Und ganz nebenbei: ich kenne viel mehr Menschen, die 50+ sind und ein Elektroauto fahren, als solche, die 40- sind. Wie der schnelle Wolff schon vor Jahren schrieb: ein E-Auto muss sich die breite Masse unserer Gesellschaft erst leisten können...

23. August 2026 23:38 Uhr: Von Sven Walter an Reinhard Haselwanter

Bezogen auf Windkraft in D hat Michael indes weitestgehend recht: Da gibt es stockkonservative Landkreise, die nüchtern und rational voll auf Windkraft abfahren (Hunsrück, Nordfriesland), und andere, wo Kampagnen mit Öllobbyunterstützung im Hintergrund einen gewissen Springer-CSU-Zeitgeist aufnehmen und gegen das eigene Wohl handeln.

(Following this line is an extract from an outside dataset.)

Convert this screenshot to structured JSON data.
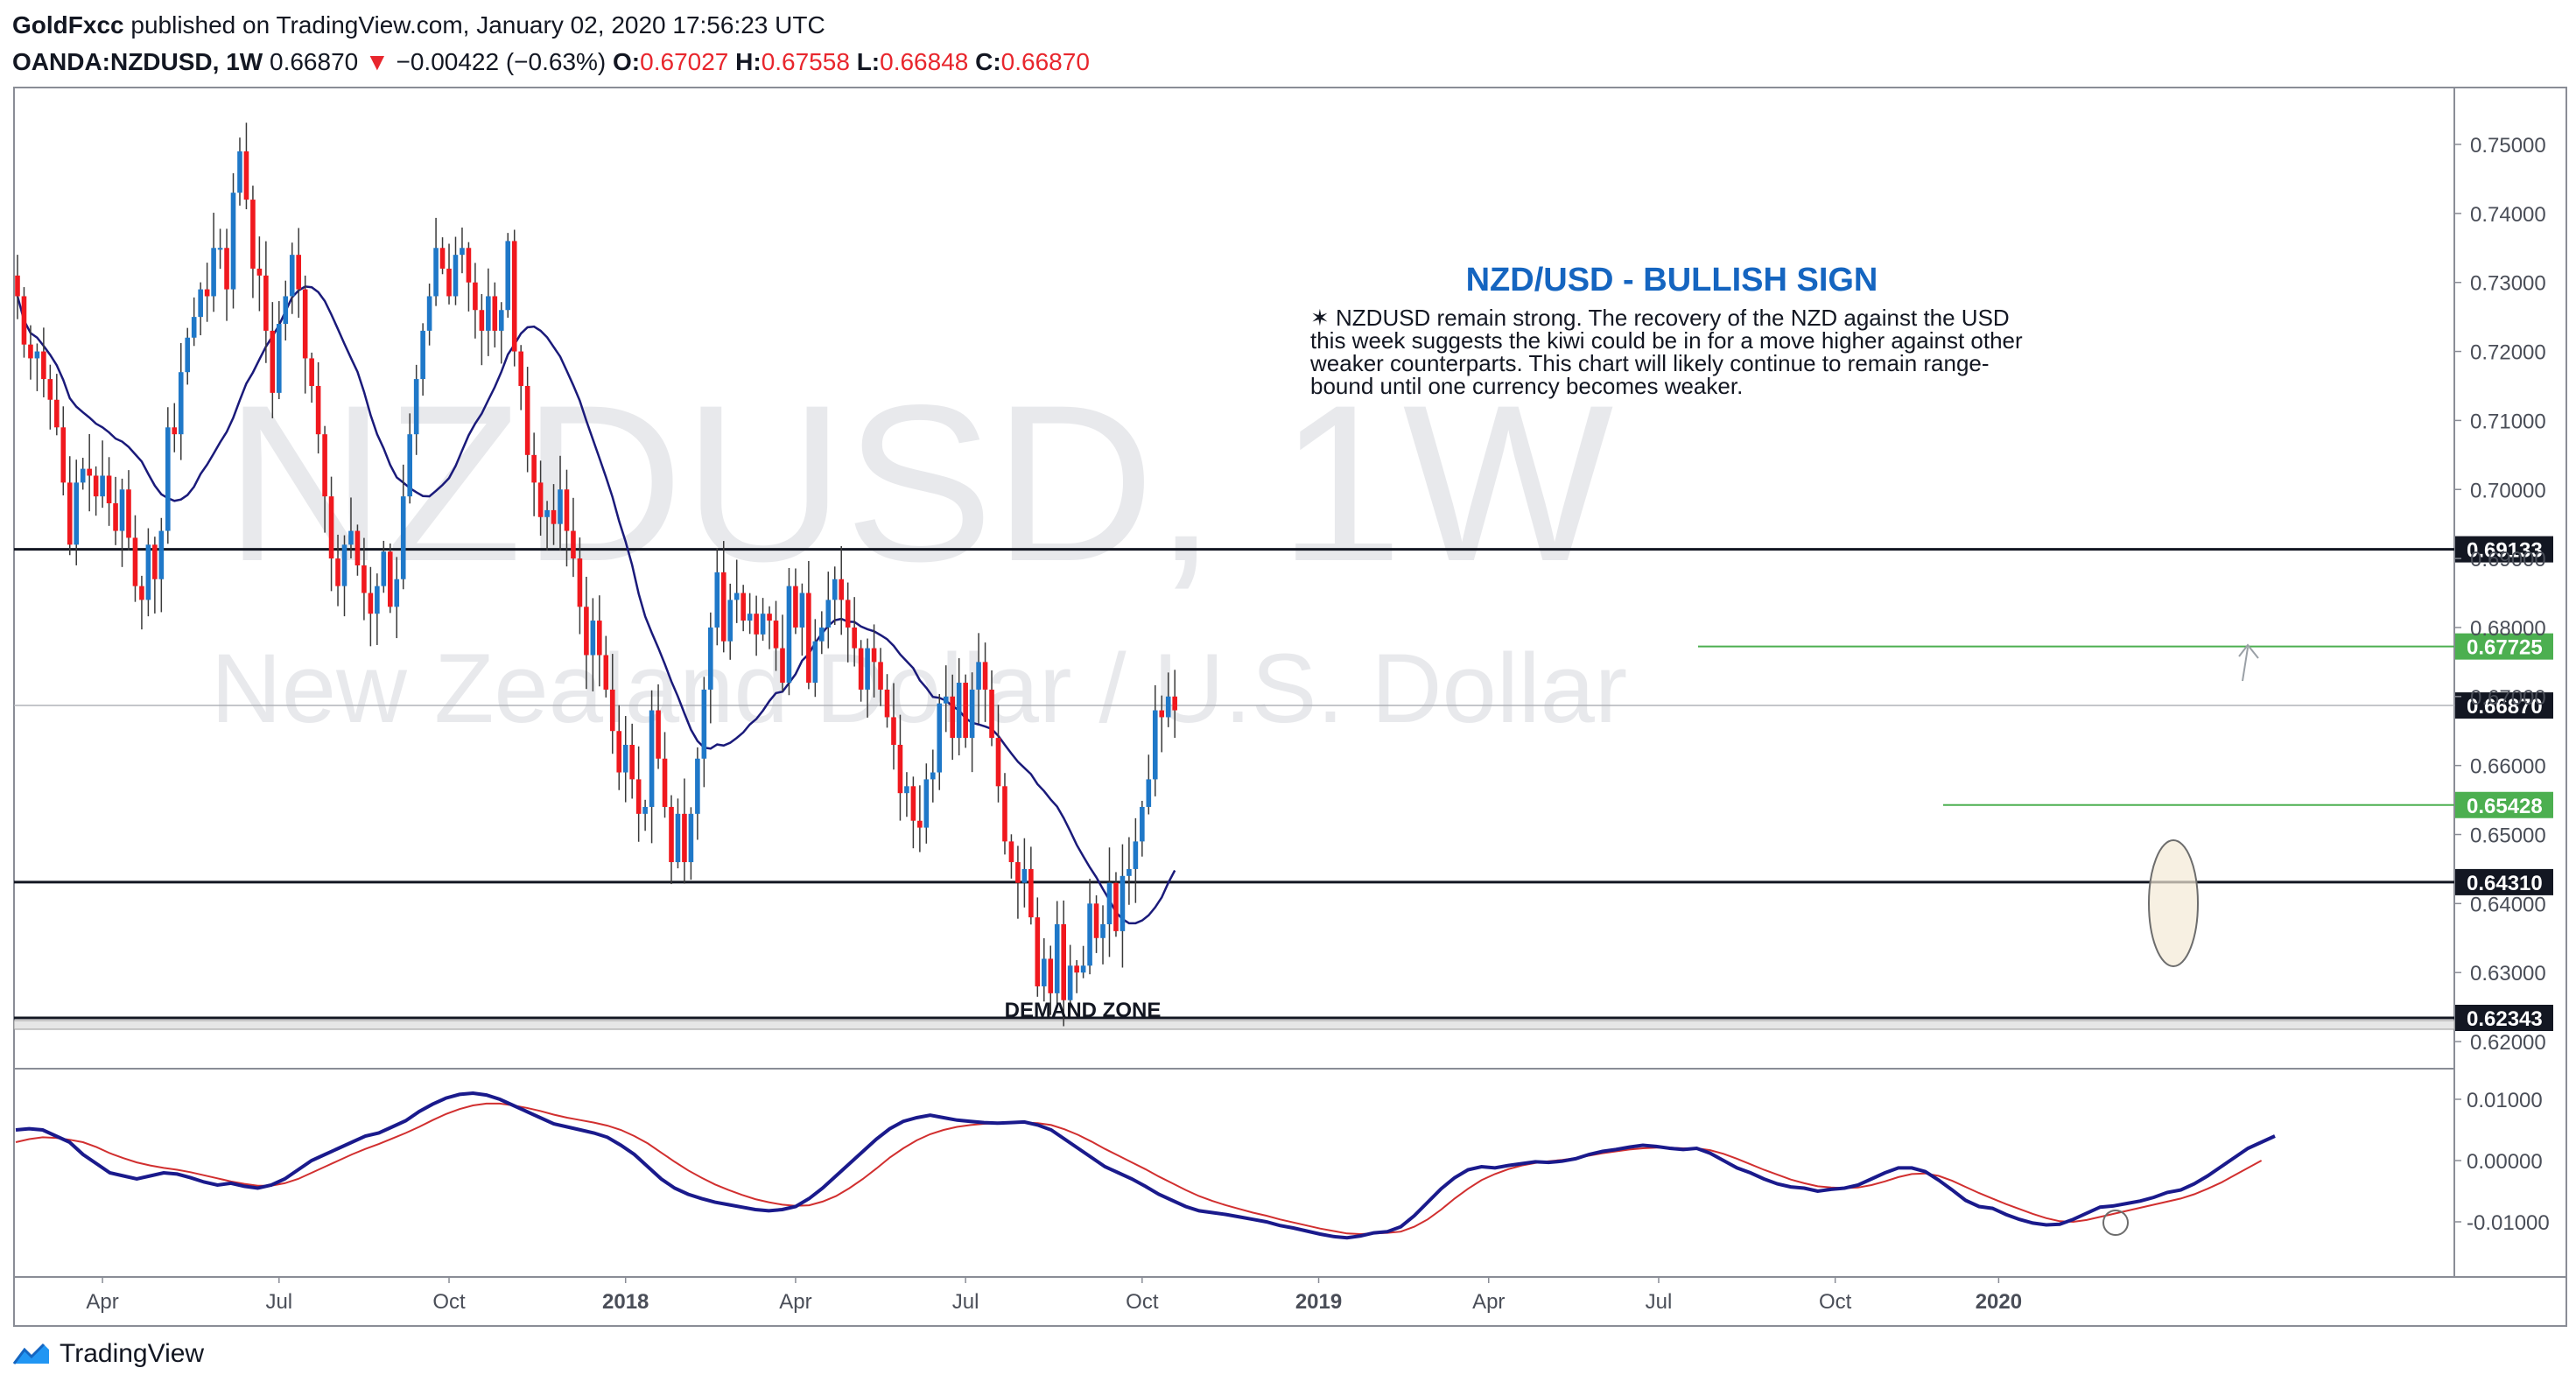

Klar hast du recht, das Volk ist oft deutlich weniger dumm als die Regierigen, aber die Informationsasymmetrie in manchen Themenfeldern kegelt dann Vernunft aus dem Felde.

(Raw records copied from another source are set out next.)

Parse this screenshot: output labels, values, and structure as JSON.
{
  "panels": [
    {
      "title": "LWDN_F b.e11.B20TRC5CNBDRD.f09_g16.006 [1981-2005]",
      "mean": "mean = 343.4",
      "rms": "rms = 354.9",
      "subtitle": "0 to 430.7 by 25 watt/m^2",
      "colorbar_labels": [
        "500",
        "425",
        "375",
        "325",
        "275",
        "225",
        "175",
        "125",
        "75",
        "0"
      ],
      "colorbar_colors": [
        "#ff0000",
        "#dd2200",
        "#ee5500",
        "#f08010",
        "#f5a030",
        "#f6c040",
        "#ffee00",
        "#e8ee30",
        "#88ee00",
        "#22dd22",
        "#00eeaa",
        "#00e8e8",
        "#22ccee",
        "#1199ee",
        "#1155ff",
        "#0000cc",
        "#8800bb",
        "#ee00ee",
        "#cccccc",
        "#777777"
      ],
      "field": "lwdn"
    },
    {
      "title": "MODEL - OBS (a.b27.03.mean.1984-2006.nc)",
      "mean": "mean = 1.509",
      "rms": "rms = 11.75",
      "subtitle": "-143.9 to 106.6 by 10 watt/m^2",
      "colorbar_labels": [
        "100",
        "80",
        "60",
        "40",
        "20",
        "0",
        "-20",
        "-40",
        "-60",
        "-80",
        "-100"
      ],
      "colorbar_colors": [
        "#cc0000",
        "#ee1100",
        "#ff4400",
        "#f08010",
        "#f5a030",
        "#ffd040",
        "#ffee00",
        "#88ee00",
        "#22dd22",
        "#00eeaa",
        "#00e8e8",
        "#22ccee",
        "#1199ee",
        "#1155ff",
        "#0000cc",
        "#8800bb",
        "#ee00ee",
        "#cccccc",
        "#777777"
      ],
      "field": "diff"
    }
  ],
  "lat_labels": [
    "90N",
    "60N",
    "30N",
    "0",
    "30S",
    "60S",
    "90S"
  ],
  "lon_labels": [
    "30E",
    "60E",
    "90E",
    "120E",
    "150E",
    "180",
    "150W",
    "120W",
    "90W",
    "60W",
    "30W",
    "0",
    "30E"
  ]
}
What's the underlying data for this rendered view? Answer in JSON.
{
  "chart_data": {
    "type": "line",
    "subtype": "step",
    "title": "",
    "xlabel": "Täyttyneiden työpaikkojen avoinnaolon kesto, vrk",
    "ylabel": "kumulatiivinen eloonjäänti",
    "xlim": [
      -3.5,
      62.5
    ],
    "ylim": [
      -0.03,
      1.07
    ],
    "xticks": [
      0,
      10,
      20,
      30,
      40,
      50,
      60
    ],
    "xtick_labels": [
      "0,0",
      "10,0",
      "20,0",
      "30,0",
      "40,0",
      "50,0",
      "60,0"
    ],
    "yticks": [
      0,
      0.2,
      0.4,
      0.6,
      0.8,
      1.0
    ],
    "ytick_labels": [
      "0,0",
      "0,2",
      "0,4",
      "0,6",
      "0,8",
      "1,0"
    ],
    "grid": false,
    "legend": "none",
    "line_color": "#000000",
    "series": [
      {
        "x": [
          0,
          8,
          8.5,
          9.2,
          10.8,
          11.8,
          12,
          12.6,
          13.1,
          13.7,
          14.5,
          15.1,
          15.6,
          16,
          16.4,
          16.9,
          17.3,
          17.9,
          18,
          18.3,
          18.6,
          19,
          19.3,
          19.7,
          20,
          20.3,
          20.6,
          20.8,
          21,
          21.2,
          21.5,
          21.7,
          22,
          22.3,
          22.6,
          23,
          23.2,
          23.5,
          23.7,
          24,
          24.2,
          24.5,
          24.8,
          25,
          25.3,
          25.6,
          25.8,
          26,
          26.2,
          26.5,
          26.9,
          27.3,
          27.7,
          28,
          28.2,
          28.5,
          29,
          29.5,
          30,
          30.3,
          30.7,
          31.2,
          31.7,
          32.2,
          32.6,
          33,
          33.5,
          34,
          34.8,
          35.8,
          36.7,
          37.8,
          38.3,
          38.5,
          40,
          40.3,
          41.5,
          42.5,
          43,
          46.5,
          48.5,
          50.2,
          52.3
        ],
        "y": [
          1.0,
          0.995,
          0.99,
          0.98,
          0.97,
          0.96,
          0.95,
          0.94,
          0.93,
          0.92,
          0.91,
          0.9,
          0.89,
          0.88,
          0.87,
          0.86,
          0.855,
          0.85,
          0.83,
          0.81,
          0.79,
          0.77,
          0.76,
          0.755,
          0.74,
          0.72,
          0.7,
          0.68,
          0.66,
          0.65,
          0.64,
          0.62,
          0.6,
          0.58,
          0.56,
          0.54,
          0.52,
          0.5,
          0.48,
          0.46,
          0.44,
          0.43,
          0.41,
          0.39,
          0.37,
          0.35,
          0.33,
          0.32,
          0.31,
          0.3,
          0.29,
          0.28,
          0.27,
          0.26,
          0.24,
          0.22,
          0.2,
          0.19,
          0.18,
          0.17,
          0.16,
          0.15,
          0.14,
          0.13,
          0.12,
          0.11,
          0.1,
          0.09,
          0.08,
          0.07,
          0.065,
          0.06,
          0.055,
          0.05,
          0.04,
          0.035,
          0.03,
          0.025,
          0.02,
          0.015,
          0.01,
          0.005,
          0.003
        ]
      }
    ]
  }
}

24. August 2026 00:46 Uhr: Von Michael Söchtig an Sven Walter

Reinhard da widerspreche ich dir ja gar nicht. Hatte so ein Erlebnis erst letzte Woche (bin freiwillig gesetzlich versichert und finanziere mit meinem Höchstsatz den ganzen Laden und dann wollte das Krankenhaus über meine Hand Op diskutieren... während man sieht wen man da alles quersubventioniert - am Ende hab ich aber eine super Versorgung erhalten).

M.E. ist das aber eher ein Poblem der SPD. Die begreifen leider immer noch nicht dass sie Politik für die fleißigen und nicht für die nichtarbeitenden machen müssen. Solange für die breite angestellte Mehrheit von 100 Euro Gehaltserhöhung teilweise weniger als 50 Euro netto übrig bleiben wird das aber nichts.

Trotzdem gilt auch da - regieren ist schwerer als Populismus raus zu hauen.